Quais eram as expectativas do torcedor para 2020: com um time com bom nível de talento, a adição de peças defensivas no Draft, a expectativa era que a equipe competisse fortemente pelo menos por uma vaga de wild card. Jogando dentro de uma divisão dura, com adversários como New Orleans Saints e Tampa Bay Buccaneers, o torcedor acreditava que oscilações aconteceriam, mas que a franquia fosse competitiva até o fim.

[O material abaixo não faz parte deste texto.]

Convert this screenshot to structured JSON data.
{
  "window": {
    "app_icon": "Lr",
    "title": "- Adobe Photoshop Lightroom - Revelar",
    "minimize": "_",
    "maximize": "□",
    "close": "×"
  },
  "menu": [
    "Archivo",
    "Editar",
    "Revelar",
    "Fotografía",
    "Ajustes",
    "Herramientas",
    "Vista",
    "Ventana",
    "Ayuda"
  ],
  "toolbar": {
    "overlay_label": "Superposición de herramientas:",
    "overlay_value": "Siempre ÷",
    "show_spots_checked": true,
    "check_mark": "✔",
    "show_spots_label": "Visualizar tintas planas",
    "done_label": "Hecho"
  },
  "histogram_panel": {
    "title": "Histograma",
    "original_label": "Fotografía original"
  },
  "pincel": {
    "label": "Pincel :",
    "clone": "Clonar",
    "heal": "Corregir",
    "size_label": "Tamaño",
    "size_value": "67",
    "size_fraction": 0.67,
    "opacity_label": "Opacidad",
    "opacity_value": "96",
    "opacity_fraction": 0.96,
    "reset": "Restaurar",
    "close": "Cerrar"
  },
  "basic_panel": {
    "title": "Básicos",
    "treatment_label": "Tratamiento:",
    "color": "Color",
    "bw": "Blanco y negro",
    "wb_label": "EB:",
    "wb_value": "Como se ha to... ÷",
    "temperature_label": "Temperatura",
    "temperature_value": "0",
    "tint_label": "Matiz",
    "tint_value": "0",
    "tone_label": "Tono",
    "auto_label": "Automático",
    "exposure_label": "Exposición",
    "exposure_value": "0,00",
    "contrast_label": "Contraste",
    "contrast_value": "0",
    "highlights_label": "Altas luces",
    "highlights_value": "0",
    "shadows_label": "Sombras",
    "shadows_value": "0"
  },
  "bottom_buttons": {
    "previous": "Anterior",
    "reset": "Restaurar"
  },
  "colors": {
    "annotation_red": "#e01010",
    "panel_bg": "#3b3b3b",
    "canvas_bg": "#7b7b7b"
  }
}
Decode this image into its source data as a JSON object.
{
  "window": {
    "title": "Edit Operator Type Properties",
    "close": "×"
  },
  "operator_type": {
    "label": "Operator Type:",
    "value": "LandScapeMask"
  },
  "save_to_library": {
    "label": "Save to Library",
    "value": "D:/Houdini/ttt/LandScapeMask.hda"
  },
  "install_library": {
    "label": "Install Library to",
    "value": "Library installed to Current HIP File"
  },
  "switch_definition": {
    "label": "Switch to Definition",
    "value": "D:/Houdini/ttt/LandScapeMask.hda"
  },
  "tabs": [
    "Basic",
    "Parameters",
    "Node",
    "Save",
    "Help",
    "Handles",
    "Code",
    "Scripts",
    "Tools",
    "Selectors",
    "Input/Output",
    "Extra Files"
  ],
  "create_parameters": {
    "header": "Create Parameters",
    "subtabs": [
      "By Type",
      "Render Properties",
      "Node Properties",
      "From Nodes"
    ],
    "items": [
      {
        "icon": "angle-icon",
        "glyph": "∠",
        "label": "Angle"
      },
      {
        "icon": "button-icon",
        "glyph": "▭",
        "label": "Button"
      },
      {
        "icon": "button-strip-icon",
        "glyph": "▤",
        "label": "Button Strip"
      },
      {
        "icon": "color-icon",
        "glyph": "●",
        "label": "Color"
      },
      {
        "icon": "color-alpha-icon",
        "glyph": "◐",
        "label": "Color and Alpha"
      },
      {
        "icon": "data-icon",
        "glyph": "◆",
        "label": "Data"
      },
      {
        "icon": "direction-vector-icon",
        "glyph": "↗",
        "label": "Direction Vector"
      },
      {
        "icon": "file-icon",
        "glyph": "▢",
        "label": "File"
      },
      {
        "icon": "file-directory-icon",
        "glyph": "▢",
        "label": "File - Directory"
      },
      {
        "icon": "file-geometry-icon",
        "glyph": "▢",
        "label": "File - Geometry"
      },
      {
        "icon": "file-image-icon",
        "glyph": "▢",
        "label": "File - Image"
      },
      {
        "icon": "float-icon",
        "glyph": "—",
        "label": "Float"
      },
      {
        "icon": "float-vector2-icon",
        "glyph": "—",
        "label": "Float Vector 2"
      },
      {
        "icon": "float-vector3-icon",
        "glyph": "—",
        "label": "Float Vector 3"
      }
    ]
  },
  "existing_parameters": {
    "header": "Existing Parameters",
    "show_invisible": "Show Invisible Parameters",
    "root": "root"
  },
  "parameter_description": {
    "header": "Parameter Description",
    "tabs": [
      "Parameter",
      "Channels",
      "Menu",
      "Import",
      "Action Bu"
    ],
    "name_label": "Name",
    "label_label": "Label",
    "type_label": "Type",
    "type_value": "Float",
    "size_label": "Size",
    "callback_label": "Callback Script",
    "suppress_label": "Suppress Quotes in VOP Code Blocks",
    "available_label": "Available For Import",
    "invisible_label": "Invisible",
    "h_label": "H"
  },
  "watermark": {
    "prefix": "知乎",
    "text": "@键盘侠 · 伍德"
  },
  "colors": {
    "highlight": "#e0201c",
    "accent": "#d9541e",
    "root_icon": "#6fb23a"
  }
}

Quais eram as nossas expectativas para 2020: era similar a do torcedor, principalmente pela quantidade de bons jogadores do elenco. Afinal, poucas equipes podem se dar ao luxo de começar uma temporada tendo nomes como Matt Ryan, Julio Jones, Calvin Ridley, Todd Gurley, Grady Jarrett e Deion Jones. Eram muitas peças de alto nível para que não se pensasse pelo menos em estar em campo em janeiro.
O que aconteceu: o começo de temporada foi lastimável. Após perder do Seattle Seahawks na semana 1 – num resultado normal – os Falcons tiveram por duas vezes vitórias nas mãos: contra Dallas Cowboys e Chicago Bears a equipe entrou no último quarto vencendo por duas posses e saiu derrotada. Os reveses seguintes, contra Green Bay Packers e Carolina Panthers fizeram com que a diretoria demitisse o general manager Thomas Dimitroff e o head coach Dan Quinn.
O então coordenador defensivo Raheem Morris foi promovido a treinador principal de forma interina e sinais de reação apareceram. Nas quatro semanas que sucederam à demissão, o time conseguiu 3 vitórias, inclusive uma surpreendente sobre o Minnesota Vikings. A defesa, que vinha tomando uma média de 33 pontos por partida, deu um salto de produção e reduziu esse número a 22. Porém, após a semana de folga, duas derrotas para o New Orleans Saints praticamente colocaram uma pá de cal nas chances dos Falcons, algo que viria acontecer na derrota já citada para os Chargers.